I reapet again if you take
$$\frac{16^{x^2+y}+16^{y^2+x}}{2}\ge \sqrt{16^{x^2+y}\times16^{y^2+x}}$$And substitute $$16^{x^2+y}+16^{x+y^2}$$ with 1 what do you get?
if you have an inequality $$A\geq B$$ AND you substitute A WITH C dont you get :$$C\geq B$$?

 

[BigBeachBanana]

I reapet again if you take
$$\frac{16^{x^2+y}+16^{y^2+x}}{2}\ge \sqrt{16^{x^2+y}\times16^{y^2+x}}$$And substitute $$16^{x^2+y}+16^{x+y^2}$$ with 1 what do you get?

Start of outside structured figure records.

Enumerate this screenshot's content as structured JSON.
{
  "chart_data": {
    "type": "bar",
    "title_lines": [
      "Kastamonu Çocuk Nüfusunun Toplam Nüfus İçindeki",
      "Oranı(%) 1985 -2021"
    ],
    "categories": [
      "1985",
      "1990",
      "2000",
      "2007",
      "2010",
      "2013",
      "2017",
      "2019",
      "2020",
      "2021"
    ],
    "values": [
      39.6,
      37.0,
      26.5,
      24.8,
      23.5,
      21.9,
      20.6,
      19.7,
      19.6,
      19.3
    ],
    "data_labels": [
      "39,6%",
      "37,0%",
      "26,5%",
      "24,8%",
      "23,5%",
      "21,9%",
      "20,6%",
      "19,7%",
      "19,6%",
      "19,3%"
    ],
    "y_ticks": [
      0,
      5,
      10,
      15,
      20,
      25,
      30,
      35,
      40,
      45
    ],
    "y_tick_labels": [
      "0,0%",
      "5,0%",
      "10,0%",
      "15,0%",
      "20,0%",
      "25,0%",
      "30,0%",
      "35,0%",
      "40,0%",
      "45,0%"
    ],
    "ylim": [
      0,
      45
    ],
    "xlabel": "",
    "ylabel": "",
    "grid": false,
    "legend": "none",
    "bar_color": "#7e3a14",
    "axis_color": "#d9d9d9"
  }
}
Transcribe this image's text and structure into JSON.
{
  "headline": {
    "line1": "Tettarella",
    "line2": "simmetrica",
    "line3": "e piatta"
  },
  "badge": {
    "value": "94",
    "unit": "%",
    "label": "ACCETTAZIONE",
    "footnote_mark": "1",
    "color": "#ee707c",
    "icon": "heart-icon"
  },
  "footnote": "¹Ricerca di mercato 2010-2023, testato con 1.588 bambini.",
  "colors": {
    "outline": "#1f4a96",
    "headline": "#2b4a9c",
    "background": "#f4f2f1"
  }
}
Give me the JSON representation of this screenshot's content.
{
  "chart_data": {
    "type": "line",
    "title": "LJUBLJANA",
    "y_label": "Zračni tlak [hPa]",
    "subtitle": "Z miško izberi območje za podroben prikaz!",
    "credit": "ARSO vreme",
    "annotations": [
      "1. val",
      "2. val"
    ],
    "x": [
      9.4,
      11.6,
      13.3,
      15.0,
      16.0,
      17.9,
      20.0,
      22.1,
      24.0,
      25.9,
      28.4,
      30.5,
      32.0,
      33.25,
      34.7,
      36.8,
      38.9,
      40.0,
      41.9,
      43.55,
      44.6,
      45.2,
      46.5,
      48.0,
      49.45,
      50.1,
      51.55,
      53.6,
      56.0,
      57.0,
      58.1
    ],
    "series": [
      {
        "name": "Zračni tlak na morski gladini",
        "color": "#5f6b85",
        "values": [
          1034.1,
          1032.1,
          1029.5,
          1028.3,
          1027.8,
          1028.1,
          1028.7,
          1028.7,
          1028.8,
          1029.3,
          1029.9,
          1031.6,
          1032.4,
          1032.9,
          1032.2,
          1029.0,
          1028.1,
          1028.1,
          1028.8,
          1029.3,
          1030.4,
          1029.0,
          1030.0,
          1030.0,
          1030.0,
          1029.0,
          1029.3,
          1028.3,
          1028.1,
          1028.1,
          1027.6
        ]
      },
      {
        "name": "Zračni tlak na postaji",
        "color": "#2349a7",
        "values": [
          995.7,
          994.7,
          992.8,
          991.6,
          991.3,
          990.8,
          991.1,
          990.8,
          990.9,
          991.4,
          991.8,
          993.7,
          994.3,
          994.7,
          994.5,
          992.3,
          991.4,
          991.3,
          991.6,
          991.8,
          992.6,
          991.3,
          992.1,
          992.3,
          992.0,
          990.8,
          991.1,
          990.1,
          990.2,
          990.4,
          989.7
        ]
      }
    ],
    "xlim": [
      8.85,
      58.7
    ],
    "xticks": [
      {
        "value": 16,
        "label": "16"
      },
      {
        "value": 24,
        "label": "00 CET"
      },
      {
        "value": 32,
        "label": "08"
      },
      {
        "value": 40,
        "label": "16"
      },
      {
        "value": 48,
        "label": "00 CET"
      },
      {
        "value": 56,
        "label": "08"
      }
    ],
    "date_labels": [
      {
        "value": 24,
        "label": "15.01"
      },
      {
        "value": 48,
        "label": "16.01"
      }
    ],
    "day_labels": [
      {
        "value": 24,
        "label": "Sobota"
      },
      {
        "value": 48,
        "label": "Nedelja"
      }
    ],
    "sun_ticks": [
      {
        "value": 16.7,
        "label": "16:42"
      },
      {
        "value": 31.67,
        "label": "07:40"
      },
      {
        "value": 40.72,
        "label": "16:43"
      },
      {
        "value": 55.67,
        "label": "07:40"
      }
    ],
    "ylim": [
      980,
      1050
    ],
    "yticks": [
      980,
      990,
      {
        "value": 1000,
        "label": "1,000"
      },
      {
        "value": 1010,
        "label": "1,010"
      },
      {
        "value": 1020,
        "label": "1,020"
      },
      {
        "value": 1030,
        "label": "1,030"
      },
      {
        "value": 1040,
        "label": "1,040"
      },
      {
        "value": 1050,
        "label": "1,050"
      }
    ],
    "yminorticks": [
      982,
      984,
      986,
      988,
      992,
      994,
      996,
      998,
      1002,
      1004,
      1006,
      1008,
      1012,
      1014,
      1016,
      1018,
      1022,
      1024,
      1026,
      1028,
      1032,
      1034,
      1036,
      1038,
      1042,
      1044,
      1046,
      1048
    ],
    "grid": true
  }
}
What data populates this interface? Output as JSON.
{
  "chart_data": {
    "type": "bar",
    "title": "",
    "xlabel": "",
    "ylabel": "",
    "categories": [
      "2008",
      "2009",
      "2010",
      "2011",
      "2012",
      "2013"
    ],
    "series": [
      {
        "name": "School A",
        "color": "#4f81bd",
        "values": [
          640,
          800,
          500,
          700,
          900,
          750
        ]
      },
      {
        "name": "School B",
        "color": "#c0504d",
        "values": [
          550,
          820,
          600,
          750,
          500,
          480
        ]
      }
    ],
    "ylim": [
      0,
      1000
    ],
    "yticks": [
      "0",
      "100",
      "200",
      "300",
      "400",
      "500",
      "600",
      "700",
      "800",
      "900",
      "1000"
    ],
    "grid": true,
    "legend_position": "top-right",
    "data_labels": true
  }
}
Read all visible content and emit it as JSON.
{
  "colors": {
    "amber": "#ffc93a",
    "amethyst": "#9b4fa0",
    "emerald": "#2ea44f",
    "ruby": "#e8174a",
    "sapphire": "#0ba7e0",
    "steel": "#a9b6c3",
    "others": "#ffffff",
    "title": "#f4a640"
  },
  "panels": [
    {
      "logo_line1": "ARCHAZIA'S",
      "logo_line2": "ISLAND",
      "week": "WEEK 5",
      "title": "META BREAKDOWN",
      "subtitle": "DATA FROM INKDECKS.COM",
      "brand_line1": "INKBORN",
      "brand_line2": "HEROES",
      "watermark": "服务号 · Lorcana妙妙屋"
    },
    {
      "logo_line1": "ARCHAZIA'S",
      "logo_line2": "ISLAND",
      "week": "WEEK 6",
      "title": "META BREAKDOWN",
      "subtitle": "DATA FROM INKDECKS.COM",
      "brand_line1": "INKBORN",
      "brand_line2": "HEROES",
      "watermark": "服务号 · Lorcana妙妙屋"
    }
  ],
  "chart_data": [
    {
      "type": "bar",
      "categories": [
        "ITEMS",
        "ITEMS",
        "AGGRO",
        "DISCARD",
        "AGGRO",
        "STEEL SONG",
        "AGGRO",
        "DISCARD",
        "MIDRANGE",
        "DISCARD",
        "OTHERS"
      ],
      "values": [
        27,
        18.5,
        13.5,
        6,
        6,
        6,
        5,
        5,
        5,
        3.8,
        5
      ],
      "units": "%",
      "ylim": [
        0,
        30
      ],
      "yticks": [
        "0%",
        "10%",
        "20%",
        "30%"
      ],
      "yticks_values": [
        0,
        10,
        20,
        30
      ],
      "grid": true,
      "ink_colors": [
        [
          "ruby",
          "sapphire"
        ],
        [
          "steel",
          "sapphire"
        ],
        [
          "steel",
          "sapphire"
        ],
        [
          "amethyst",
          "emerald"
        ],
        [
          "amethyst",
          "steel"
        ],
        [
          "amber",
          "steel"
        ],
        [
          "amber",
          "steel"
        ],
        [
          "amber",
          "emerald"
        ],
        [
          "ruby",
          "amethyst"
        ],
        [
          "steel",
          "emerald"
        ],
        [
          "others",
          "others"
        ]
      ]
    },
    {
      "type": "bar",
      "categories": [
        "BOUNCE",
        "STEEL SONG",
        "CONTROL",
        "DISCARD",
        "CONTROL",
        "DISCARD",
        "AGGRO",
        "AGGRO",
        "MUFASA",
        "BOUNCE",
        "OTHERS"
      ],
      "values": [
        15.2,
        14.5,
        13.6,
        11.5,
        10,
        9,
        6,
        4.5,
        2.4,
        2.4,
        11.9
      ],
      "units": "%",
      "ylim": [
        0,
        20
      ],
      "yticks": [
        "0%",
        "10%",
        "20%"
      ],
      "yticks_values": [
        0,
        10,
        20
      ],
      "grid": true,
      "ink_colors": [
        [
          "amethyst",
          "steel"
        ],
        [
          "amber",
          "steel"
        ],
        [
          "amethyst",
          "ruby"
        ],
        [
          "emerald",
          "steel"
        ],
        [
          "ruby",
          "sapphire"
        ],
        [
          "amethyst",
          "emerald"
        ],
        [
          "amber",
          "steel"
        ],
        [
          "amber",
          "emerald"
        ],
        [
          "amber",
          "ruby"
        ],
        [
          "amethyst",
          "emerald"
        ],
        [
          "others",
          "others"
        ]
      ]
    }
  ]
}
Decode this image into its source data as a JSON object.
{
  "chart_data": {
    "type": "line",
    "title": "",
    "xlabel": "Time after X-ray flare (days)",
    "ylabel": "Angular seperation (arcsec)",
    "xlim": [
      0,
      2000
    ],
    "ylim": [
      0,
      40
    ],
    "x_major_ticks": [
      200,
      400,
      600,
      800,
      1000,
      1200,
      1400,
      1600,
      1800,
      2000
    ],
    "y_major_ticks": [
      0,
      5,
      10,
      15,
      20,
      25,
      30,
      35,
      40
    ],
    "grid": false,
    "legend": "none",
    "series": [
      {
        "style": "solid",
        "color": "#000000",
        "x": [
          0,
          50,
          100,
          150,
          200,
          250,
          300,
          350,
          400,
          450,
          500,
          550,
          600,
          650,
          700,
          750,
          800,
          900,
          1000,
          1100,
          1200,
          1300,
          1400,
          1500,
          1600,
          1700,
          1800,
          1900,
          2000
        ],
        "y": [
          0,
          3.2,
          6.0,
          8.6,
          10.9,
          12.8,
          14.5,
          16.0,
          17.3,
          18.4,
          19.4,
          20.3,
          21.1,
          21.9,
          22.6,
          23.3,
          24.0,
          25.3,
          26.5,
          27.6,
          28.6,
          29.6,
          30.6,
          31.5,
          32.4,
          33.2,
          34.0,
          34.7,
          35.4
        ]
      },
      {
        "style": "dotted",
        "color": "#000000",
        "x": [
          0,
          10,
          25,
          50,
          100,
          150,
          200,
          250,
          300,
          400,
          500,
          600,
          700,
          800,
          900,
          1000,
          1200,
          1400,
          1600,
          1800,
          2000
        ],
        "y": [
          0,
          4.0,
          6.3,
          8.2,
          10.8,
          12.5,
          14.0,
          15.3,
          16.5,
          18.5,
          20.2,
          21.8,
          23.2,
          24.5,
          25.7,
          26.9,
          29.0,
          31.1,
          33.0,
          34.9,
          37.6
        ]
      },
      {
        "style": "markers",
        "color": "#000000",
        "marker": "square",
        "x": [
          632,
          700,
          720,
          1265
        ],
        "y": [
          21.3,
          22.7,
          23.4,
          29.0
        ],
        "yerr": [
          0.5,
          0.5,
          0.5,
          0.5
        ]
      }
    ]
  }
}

No need to repeat. I got it the first time you said it. Also, I'm done here.

 

[chrislav]

Is there anybody else who finds my solution wrong
Please be so kind as to point out where is the mistake

 

[topsquark]

Is there anybody else who finds my solution wrong
Please be so kind as to point out where is the mistake

Your problem is that you are leaving out too many details of your proof for people to follow. See here for the details.

-Dan

 

[chrislav]

Your problem is that you are leaving out too many details of your proof for people to follow. See here for the details.

-Dan

Thank you thank you indeed for showing me a proof that is exactly the same with mine .
Now w.r.t the details of the proof, when i was asked by BigBeachBanana to show more details in his post #9
he called my inequality resulting from the use of AM-GM Inequality wrong AND hence my whole argument invalid in his post #11
Now what do you suggest i should do